Page 14 of Let's Get Textual

Zach: Oh, well, okay then. I was not expecting that answer.

Me: I wasn’t expecting to have to sit through this painful show.

Zach: Do you want to build a…

Me: SNOWMAN. IT DOESN’T HAVE TO BE A SNOWMAN.

Zach: No. I hit send too soon. Stop it.

Zach: AS I WAS SAYING…build a tiny house or an elaborate tree house?

Me: Are you literally the devil? Do you have horns and hooves and evil minions?

Zach: What did I do now?

Me: 1. I have acrophobia, fear of heights. 2. I’m claustrophobic. 3. ARE YOU THE DAMN DEVIL?!

Zach: *dies of laughter*

Zach: How in the hell did I manage to unknowingly hit on your two greatest fears at the same time?
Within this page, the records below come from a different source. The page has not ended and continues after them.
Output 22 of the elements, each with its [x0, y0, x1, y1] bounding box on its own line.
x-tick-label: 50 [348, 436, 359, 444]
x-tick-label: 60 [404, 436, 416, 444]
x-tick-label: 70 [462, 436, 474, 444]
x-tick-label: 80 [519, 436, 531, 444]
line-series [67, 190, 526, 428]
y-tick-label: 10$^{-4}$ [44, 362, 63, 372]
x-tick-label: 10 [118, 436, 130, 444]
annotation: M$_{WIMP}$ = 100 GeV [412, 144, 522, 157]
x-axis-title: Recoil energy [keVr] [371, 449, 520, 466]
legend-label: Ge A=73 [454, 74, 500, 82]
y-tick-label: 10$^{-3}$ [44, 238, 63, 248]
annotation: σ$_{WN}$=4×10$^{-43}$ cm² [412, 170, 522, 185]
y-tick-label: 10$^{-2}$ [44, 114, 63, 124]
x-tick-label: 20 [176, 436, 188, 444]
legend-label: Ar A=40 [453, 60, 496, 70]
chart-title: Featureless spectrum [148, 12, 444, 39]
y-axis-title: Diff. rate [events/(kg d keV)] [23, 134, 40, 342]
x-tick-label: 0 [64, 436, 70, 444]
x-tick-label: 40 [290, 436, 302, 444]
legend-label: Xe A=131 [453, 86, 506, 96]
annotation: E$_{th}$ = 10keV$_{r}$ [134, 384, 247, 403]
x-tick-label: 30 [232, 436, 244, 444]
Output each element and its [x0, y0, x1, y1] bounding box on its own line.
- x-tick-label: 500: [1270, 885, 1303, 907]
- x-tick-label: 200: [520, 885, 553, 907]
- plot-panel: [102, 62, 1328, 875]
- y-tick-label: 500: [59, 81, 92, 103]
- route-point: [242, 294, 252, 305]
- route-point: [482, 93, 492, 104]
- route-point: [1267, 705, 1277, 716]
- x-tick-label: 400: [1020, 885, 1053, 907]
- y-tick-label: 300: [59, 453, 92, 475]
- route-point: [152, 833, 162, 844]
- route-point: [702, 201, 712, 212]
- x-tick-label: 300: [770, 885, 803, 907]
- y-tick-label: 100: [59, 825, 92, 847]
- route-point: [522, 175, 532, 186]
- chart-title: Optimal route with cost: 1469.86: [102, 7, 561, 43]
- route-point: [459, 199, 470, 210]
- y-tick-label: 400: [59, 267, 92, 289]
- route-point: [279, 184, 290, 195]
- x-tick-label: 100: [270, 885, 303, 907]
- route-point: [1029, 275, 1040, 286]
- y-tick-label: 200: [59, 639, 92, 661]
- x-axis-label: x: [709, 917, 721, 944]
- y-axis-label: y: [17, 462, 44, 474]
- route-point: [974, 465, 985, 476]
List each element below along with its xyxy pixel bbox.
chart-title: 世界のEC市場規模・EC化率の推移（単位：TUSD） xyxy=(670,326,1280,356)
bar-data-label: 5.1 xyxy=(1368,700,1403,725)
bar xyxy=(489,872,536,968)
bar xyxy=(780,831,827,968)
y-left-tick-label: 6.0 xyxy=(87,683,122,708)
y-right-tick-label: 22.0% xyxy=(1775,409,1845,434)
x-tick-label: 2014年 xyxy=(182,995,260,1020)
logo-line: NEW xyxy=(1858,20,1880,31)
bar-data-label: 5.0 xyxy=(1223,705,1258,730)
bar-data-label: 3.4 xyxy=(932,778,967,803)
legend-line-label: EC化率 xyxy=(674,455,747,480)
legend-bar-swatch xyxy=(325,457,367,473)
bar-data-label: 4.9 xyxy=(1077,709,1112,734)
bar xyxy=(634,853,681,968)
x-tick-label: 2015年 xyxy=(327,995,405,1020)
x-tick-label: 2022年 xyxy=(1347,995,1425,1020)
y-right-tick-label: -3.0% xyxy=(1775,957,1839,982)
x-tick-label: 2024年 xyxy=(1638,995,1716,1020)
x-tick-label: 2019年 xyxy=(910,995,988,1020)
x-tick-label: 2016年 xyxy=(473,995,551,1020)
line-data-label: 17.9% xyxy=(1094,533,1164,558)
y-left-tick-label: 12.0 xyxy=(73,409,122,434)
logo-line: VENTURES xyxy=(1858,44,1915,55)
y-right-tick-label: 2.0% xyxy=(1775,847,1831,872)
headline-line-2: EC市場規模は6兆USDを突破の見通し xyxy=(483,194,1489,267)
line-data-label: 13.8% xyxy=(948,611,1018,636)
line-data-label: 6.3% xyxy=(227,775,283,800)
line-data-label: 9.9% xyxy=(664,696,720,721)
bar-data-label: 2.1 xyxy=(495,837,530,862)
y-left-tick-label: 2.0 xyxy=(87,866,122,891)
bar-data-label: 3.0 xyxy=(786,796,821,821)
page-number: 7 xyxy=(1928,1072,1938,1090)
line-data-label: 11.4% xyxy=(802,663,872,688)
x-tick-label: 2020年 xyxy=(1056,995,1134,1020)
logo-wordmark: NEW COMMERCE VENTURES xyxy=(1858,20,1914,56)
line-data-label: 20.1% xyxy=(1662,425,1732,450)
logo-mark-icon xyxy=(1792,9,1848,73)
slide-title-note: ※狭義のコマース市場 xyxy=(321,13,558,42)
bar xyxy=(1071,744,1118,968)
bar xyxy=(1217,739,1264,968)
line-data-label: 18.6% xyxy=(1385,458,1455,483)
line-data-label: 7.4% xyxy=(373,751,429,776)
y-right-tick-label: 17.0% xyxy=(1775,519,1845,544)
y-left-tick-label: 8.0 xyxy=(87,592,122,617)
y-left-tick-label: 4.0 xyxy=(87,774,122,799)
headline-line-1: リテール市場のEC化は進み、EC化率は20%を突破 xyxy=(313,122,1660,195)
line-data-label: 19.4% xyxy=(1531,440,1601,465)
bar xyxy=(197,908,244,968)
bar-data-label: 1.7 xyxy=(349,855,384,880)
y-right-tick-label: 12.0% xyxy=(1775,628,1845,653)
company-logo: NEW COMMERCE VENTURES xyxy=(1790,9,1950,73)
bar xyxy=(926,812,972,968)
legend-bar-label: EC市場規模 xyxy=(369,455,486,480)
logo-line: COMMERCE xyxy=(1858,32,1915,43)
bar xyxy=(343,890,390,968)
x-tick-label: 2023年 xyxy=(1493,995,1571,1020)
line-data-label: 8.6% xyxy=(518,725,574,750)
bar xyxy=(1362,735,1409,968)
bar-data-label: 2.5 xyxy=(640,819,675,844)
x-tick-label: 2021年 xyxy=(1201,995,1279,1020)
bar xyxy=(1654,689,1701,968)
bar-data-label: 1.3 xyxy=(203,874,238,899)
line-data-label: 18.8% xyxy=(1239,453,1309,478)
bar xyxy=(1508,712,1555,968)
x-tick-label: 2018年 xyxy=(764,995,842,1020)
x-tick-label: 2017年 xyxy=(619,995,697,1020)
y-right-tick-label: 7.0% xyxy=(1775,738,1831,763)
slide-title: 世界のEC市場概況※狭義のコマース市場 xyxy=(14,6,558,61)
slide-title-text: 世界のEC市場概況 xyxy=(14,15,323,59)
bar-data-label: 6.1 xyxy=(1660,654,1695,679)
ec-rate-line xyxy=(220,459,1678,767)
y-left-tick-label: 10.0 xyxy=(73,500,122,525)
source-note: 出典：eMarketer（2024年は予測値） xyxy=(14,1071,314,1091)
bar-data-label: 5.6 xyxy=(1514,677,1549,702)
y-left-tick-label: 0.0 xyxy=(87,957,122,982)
Me: Because you’re evil incarnate.

Zach: I’m not even sorry. *dies again*

Zach: Distraction tactic—what’s your favorite kind of cereal?

Me: Cap’n Crunch. Hurts so good. Yours?

Zach: Lucky Charms. Because just like me, they’re magically delicious.

Me: *stares*

Zach: Fine, fine. It’s Cinnamon Toast Crunch. I just wanted to use that cheesy line.

Me: Did you even say it with a straight face?

Zach: Hell no.

Zach: Okay, what’s one place you’d love to visit?

Me: Easy. Alaska.

Zach: Are you a winter woman?

Me: Kind of. I’m more of a fall gal. I’m slightly obsessed with Halloween.

Zach: No.

Me: Yes?

Zach: That’s my favorite holiday. Ever. Fuck birthdays and Christmas and presents. I want Halloween. Give me spooky and candy any damn day.

Me: We’re a match made in heaven.

Me: Please tell me you dress up.

Zach: I was The Green Arrow last year. You?